Track: BMT Tandem "Scientific" Meeting
Wednesday, February 26, 2014, 4:45 PM-6:45 PM
Texas C (Gaylord Texan)
Ram Kalpatthi, MD , Hematology Oncology and BMT, Children's Mercy Hospital, Kansas City, MO
Matt Hall, PhD , Children's Hospital Association, Overland Park, KS
Gerald Woods, MD , Hematology Oncology and BMT, Children's Mercy Hospital, Kansas City, MO
Jignesh Dalal, MD , BMT, Children's Mercy Hospital, Kansas City, MO

Introduction: Thrombotic microangiopathy (TMA) is a rare but serious complication of hematopoietic stem cell transplantation (HSCT). Review of literature shows variable incidence of TMA following HSCT with high mortality but its true incidence and outcome in the pediatric population is not known.  The purpose of our study is to estimate the incidence, prevalence and analyze the risk factors and outcome of TMA in children receiving HSCT.

Methods: We used the Pediatric Health Information System (PHIS), an electronic database of children's hospitals in the US. Patients under the age of 21 who underwent HSCT at one of the 42 PHIS hospitals from 2000-2012 were analyzed. We abstracted data on demographics, hospitalizations, TMA and other HSCT related complications. 

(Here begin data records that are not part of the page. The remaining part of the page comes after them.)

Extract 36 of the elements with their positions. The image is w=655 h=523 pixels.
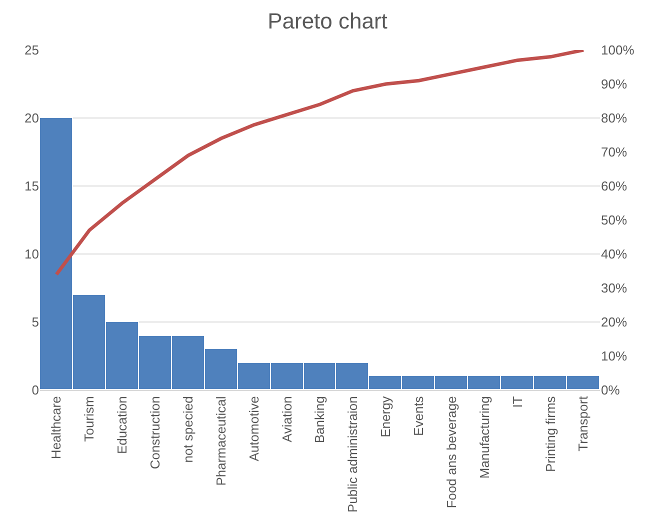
line-series	[54, 50, 586, 276]
x-tick-label: Printing firms	[542, 396, 558, 472]
x-tick-label: Banking	[312, 396, 328, 444]
x-tick-label: Automotive	[246, 396, 262, 462]
y2-tick-label: 80%	[601, 110, 628, 126]
x-tick-label: Tourism	[82, 396, 97, 442]
y2-tick-label: 40%	[601, 246, 628, 262]
x-tick-label: Manufacturing	[476, 396, 492, 479]
x-tick-label: Pharmaceutical	[213, 396, 228, 486]
y-tick-label: 25	[24, 42, 39, 58]
y2-tick-label: 100%	[601, 42, 635, 58]
x-tick-label: Healthcare	[48, 396, 64, 460]
y2-tick-label: 20%	[601, 314, 628, 330]
x-tick-label: IT	[510, 396, 525, 408]
y2-tick-label: 0%	[601, 382, 620, 398]
y2-tick-label: 10%	[601, 348, 628, 364]
x-tick-label: Aviation	[279, 396, 294, 442]
y-tick-label: 5	[32, 314, 39, 330]
y-tick-label: 0	[32, 382, 39, 398]
y2-tick-label: 50%	[601, 212, 628, 228]
y2-tick-label: 70%	[601, 144, 628, 160]
y-tick-label: 10	[24, 246, 39, 262]
x-tick-label: Public administraion	[345, 396, 360, 513]
x-tick-label: Events	[411, 396, 426, 436]
x-tick-label: Energy	[378, 396, 394, 438]
y2-tick-label: 30%	[601, 280, 628, 296]
x-tick-label: not specied	[180, 396, 196, 463]
x-tick-label: Education	[114, 396, 130, 454]
y-tick-label: 15	[24, 178, 39, 194]
y2-tick-label: 60%	[601, 178, 628, 194]
x-tick-label: Construction	[148, 396, 163, 470]
y2-tick-label: 90%	[601, 76, 628, 92]
x-tick-label: Transport	[576, 396, 591, 452]
chart-title: Pareto chart	[268, 8, 388, 34]
x-tick-label: Food ans beverage	[444, 396, 459, 508]
y-tick-label: 20	[24, 110, 39, 126]
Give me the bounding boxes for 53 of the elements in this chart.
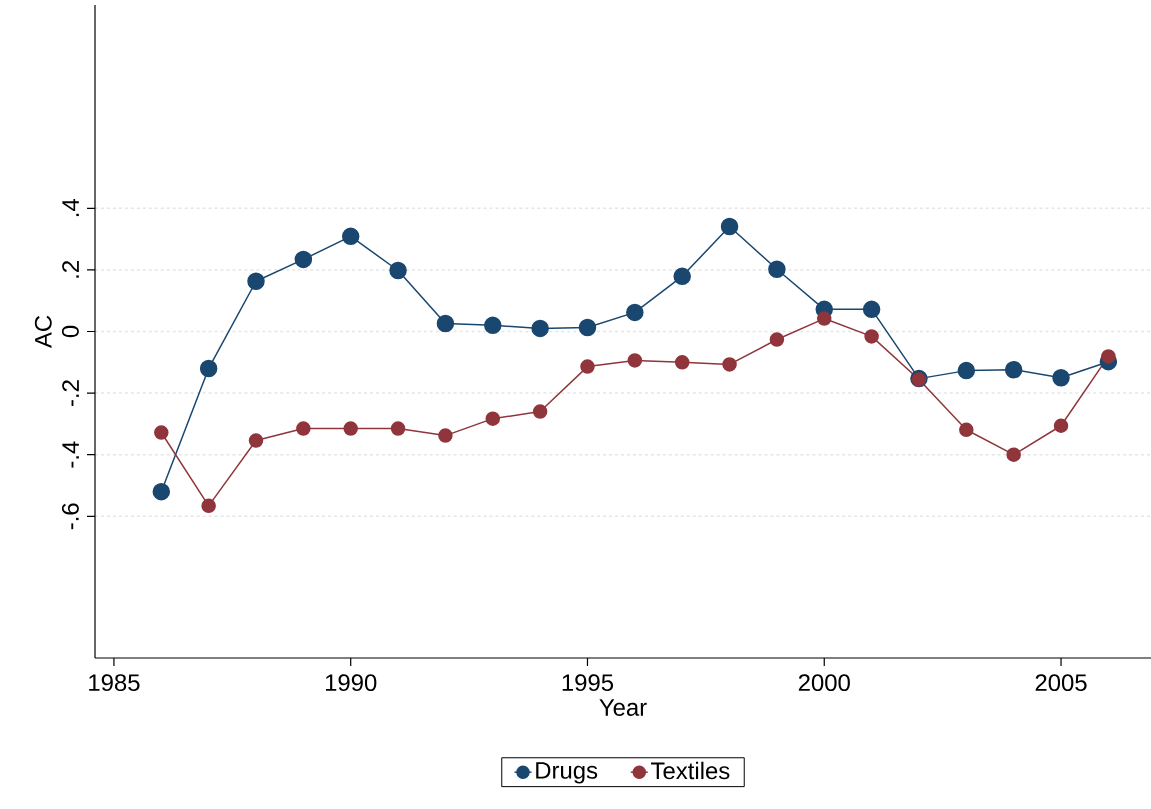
point (578, 318, 597, 337)
point (862, 300, 881, 319)
point (438, 428, 453, 443)
x-tick-label: 1990 (325, 674, 377, 692)
point (485, 411, 501, 426)
y-tick-label: .4 (62, 199, 79, 217)
point (201, 498, 216, 514)
point (296, 421, 311, 436)
y-axis-title: AC (34, 315, 52, 349)
y-tick-label: -.6 (61, 503, 79, 530)
point (627, 353, 643, 368)
legend-label: Textiles (651, 761, 730, 780)
point (390, 421, 406, 436)
point (768, 260, 786, 279)
x-tick-label: 1985 (89, 674, 140, 692)
point (957, 361, 976, 380)
point (722, 357, 737, 372)
point (580, 359, 595, 374)
point (341, 227, 360, 246)
point (154, 425, 169, 440)
point (247, 272, 265, 291)
point (343, 421, 358, 436)
point (1004, 360, 1023, 379)
y-tick-label: -.2 (62, 380, 79, 406)
point (959, 422, 974, 437)
point (248, 433, 264, 448)
point (1052, 368, 1070, 387)
point (436, 314, 455, 333)
point (531, 319, 549, 338)
point (199, 359, 218, 378)
point (532, 404, 548, 419)
x-axis-title: Year (599, 699, 647, 716)
y-tick-label: -.4 (62, 441, 79, 468)
legend-label: Drugs (536, 762, 598, 784)
point (864, 329, 879, 344)
point (294, 250, 313, 269)
x-tick-label: 2000 (798, 674, 850, 692)
point (817, 311, 832, 326)
point (673, 267, 691, 286)
x-tick-label: 2005 (1035, 674, 1087, 692)
y-tick-label: .2 (62, 261, 79, 278)
point (1006, 447, 1021, 462)
point (484, 316, 502, 335)
point (626, 303, 644, 322)
point (152, 482, 171, 501)
x-tick-label: 1995 (562, 674, 614, 692)
point (769, 332, 785, 347)
point (1053, 418, 1069, 433)
point (389, 261, 407, 280)
point (674, 355, 690, 370)
point (1101, 349, 1116, 364)
point (720, 217, 739, 236)
y-tick-label: 0 (61, 325, 79, 338)
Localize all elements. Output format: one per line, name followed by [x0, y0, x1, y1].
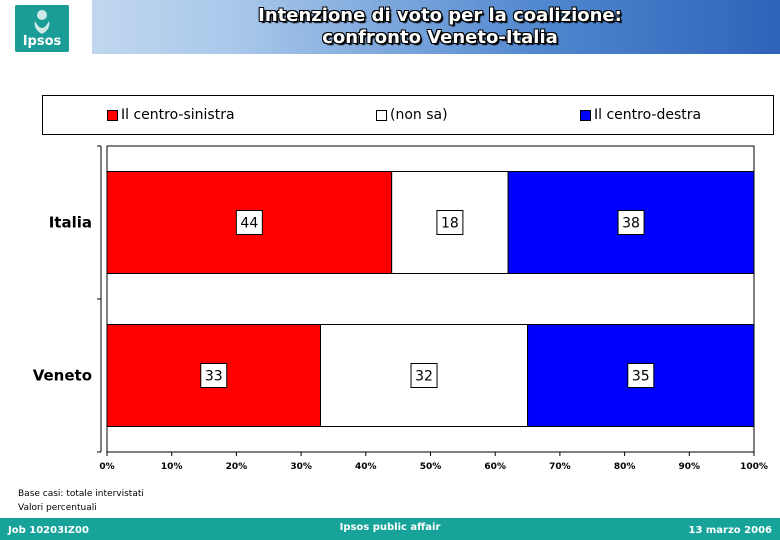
x-tick-label: 90%: [679, 462, 701, 472]
data-label: 32: [415, 369, 433, 385]
logo-text: Ipsos: [22, 34, 62, 49]
x-tick-label: 70%: [549, 462, 571, 472]
data-label: 44: [240, 216, 258, 232]
legend-label: (non sa): [390, 107, 448, 123]
page-title-line1: Intenzione di voto per la coalizione:: [258, 5, 622, 26]
ipsos-logo: Ipsos: [15, 5, 69, 52]
legend-swatch-red: [107, 109, 118, 121]
data-label-box: [410, 363, 438, 388]
footer-company: Ipsos public affair: [339, 522, 441, 533]
x-tick-label: 100%: [740, 462, 768, 472]
data-label: 38: [622, 216, 640, 232]
legend-item-centro-sinistra: Il centro-sinistra: [107, 107, 235, 123]
legend-swatch-white: [376, 109, 387, 121]
x-tick-label: 80%: [614, 462, 636, 472]
data-label: 18: [441, 216, 459, 232]
x-tick-label: 20%: [226, 462, 248, 472]
logo-area: Ipsos: [0, 0, 92, 54]
stacked-bar-chart: 44 18 38 Italia 33 32 35 Veneto 0% 10% 20% 30% 40% 50…: [33, 145, 768, 472]
note-values: Valori percentuali: [18, 503, 97, 513]
data-label-box: [617, 210, 645, 235]
data-label: 33: [205, 369, 223, 385]
category-label: Italia: [49, 214, 92, 232]
data-label: 35: [632, 369, 650, 385]
chart-notes: Base casi: totale intervistati Valori pe…: [18, 487, 144, 515]
legend-label: Il centro-destra: [594, 107, 702, 123]
bar-segment: [507, 171, 755, 274]
category-label: Veneto: [33, 367, 92, 385]
x-tick-label: 10%: [161, 462, 183, 472]
x-tick-label: 40%: [355, 462, 377, 472]
footer-job: Job 10203IZ00: [8, 525, 89, 536]
chart-legend: Il centro-sinistra (non sa) Il centro-de…: [42, 95, 774, 135]
footer-bar: Job 10203IZ00 Ipsos public affair 13 mar…: [0, 518, 780, 540]
logo-figure-icon: [34, 10, 50, 34]
footer-date: 13 marzo 2006: [688, 525, 772, 536]
x-tick-label: 0%: [99, 462, 114, 472]
note-base: Base casi: totale intervistati: [18, 489, 144, 499]
legend-item-centro-destra: Il centro-destra: [580, 107, 701, 123]
data-label-box: [235, 210, 263, 235]
legend-swatch-blue: [580, 109, 591, 121]
page-title-line2: confronto Veneto-Italia: [322, 27, 558, 48]
data-label-box: [627, 363, 655, 388]
x-tick-label: 60%: [484, 462, 506, 472]
data-label-box: [200, 363, 228, 388]
data-label-box: [436, 210, 464, 235]
x-tick-label: 30%: [290, 462, 312, 472]
x-tick-label: 50%: [420, 462, 442, 472]
header-bar: Ipsos Intenzione di voto per la coalizio…: [0, 0, 780, 54]
legend-label: Il centro-sinistra: [121, 107, 235, 123]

Results: From 2000 to 2012, a total of 12369 unique pediatric patients who received HSCT were identified. Among these 93 (0.8%) children were identified to have the diagnosis of TMA. Overall, there was an increasing trend of TMA diagnosis seen in our cohort (Figure 1). The demographic characteristics, risk factors and outcome of these children with and without TMA are shown in Figure 2.  TMA was significantly associated with allogeneic HSCT (p=<0.001), PBSCT (p=0.045), CMV (p=<0.001), HHV6 (p=<0.001), fungal infection (p=<0.001), GVHD (p=<0.001) and VOD (p=0.01). The mortality was significantly higher in patients with TMA compared to those without (30.1% vs. 12.2%, p=<0.001, Figure 3A). Also, median time (days) to mortality following HSCT was shorter in patients with TMA than those without (754 [365, 1614] vs. 1439 [552, 2847], p=<0.0001). Multivariate logistic regression analysis of mortality using age, gender, HSCT type, CMV, HHV6, fungal infection and plasmapheresis showed only HHV6 was an independent risk factor  associated with increased mortality in patients with TMA (Hazard Ratio: 2.86 [1.01, 8.39], p=0.05) (Figure 3B).

Conclusions: Ours is the largest cohort of TMA following HSCT in children. The prevalence of TMA in our study is 0.8% with an increasing trend in recent years. The mortality in our pediatric TMA cohort is 30% which is in contrast to the higher mortality reported in previously published small case series. HHV6 emerged as not only a risk factor for TMA but also associated with increased mortality in these patients. Plasmapheresis was not associated with improved survival in our study. Studies exploring the pathophysiology of TMA and its relationship to other complications of HSCT are needed to optimize the outcome.